A ação da OIT tem exercido profunda influência sobre o ordenamento jurídico brasileiro. É verdade que a situação do Brasil em face do tema do trabalho da criança e do adolescente não é das mais animadoras. Comparando-se as taxas de porcentagem de atividade econômica das crianças na faixa etária de 10 a 14 anos, o Brasil apresenta 16,1 enquanto países como o México e a Argentina apresentam 6,7 e 4,5 respectivamente. Não se quer comparar o Brasil com a Itália (0,4) nem com Portugal (1,8). A situação do Brasil está próxima da do Paquistão (17,7) e acima da do Egito (11,2) e da China (11,6). Portanto, o Brasil precisa urgentemente desenvolver esforços no sentido de reduzir a participação da criança e do adolescente na atividade econômica. Lugar de criança é na escola e só em casos especiais, no trabalho.

 

Em resposta ao influxo partido da OIT, o Brasil tem tomado providências no campo legislativo, com o objetivo de adaptar seu ordenamento às diretrizes internacionais. Fundamental, nesta direção, foi a promulgação da Emenda Constitucional n. 20, que deu nova redação ao art. 7°, inciso XXXIII, da Carta de 5 de outubro de 1988 para fixar em 16 anos a idade abaixo da qual é proibido o trabalho, salvo na condição de aprendiz, a partir dos 14 anos. A emenda data de 15 de dezembro de 1998. Como decorrência da Emenda n. 20, tornou-se necessário adaptar a legislação ordinária aos ditames da Constituição, tarefa levada a cabo pela Lei n. 10.097.

 

Existe clara vinculação entre a idade mínima para admissão em emprego e a aprendizagem. O regime de aprendizagem está intimamente relacionado com a legislação sobre o trabalho da criança e do adolescente, de sorte que vale acenar para os textos da OIT sobre aprendizagem, a fim de aquilatar a compatibilidade entre a legislação brasileira e as normas internacionais. Para este fim, cabe lembrar as Recomendações da OIT ns. 57 e 60, de 1939, e 117, de 1962.

 

A Recomendação n. 57, de 1939, sobre a formação profissional define aprendizagem como todo sistema em virtude do qual o empregador se obriga, mediante contrato, a empregar um jovem trabalhador e a ensinar-lhe ou fazer com que lhe ensinem metodicamente um ofício, durante período previamente estipulado, no transcurso do qual o aprendiz fica obrigado a trabalhar para dito empregador (art. 1o alínea c).
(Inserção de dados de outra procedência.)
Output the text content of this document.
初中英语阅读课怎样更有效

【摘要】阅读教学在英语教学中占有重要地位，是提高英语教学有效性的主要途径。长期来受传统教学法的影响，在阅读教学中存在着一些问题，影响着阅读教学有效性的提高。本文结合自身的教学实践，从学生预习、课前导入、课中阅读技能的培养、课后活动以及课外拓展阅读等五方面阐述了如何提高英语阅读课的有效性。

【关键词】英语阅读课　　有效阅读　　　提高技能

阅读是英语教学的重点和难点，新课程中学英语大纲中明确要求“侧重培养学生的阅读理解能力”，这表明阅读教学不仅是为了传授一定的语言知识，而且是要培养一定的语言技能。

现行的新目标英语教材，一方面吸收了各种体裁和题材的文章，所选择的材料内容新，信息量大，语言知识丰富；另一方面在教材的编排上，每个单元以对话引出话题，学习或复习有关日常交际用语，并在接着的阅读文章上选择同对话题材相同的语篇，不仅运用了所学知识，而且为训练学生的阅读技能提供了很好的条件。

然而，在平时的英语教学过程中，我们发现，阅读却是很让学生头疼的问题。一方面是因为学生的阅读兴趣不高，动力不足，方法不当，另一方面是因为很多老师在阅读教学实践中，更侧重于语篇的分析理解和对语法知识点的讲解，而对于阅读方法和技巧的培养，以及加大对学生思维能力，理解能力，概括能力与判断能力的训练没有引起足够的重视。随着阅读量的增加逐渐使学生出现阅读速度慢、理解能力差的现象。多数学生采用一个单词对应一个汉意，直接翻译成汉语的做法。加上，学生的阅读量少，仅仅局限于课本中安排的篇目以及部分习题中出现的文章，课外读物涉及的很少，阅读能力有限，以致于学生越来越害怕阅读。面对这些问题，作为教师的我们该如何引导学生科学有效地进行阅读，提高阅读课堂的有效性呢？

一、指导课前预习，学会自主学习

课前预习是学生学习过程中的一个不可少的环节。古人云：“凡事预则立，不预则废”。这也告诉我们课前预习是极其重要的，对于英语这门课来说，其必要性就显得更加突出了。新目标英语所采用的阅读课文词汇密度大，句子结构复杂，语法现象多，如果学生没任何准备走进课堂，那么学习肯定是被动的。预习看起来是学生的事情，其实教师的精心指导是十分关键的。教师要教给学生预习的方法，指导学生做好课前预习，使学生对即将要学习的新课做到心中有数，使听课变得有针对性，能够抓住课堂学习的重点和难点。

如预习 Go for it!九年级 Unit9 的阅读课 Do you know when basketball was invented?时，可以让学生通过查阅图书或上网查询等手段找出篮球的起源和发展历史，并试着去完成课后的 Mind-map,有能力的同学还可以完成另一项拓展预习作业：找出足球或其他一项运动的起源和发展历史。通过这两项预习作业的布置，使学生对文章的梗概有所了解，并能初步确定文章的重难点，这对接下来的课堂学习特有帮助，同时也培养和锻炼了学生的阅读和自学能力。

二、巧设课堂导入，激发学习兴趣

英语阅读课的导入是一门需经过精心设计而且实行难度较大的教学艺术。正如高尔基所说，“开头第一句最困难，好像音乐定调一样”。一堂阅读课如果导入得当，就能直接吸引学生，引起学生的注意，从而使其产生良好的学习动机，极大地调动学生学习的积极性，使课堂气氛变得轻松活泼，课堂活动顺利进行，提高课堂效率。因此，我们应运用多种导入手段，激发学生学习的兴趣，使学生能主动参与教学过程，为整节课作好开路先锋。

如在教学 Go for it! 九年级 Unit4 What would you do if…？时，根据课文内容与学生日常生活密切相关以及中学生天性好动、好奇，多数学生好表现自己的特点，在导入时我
A recomendação 60, de 1939, sobre aprendizagem reproduz, no artigo 1o, a definição anterior.

 

Atualmente, o conceito de aprendizagem está contido no art. 428 da CLT, com a redação determinada pela Lei n. 10.097/2000, que está assim redigido: contrato de aprendizagem é o contrato de trabalho especial, ajustado por escrito e por prazo determinado, em que o empregador se compromete a assegurar ao maior de quatorze e menor de dezoito anos, inscrito em programa de aprendizagem, formação técnico-profissional metódica, compatível com o seu desenvolvimento físico, moral e psicológico, e o aprendiz, a executar, com zelo e diligência, as tarefas necessárias a essa formação.

 

 

Esclarece a Recomendação n. 117 da OIT, de 1962, que a "formação não é um fim em si mesma, senão meio de desenvolver as aptidões profissionais de uma pessoa, levando em consideração as possibilidades de emprego e visando ainda a permitir-lhe fazer uso de suas potencialidades como melhor convenha a seus interesses e aos da comunidade".

 

Instituto afim da aprendizagem é a formação profissional,  de que trata a Recomendação n. 117. A Recomendação n. 117, de 1962, abre espaço para a preparação pré-profissional, a qual deve incluir uma instituição geral e prática apropriada à idade dos jovens para continuar e completar a educação recebida anteriormente; dar uma idéia do trabalho prático e desenvolver o gosto por ele e interesse pela formação; revelar interesse, habilidades profissionais e favorecer a aptidão profissional ulterior.

 

O Brasil está em vias de ratificar a Convenção n. 138 da OIT e já ratificou a Convenção n, 182.

 

Para possibilitar  a ratificação da Convenção n. 138, o Conselho Nacional dos Direitos da Criança e do Adolescente – CONANDA - expediu a Resolução n. 69, de 15 de maio de 2001, segundo a qual o Brasil no ato de depósito da ratificação da Convenção n. 138 da OIT junto ao Diretor da Repartição Internacional do Trabalho deve apontar dezesseis anos como idade básica de admissão ao emprego ou ao trabalho em qualquer ocupação, pois, para este efeito, é indiferente a idade mínima adotada no Brasil relativamente ao início da aprendizagem, uma vez e não permite trabalho nessa modalidade antes dos quatorze anos. Os dispositivos da Lei n. 10.097 sobre aprendizagem do adolescente em regime de emprego se ajustam ao preceituado pelo art. 6º da Convenção Internacional n. 138.

 

Preceitos constitucionais

 

A Constituição se ocupa do trabalho do adolescente em diversos dispositivos. Assim, estabelece que a educação é direito de todos e dever do Estado, da família e da sociedade, e deve visar ao preparo para  o exercício da cidadania e a qualificação para o trabalho (art. 205); e garante prioritariamente aos adolescentes o direito à educação e à profissionalização (art. 227).

 

Além disso, o art. 227, § 3o, incisos I a III, estabelece que o direito à proteção especial abrangerá os seguintes aspectos: I - idade mínima de dezesseis anos para admissão ao trabalho, observado o disposto no art. 7o, XXXIII; II - garantia de direitos previdenciários e trabalhistas; III – garantia de acesso do trabalhador adolescente à escola.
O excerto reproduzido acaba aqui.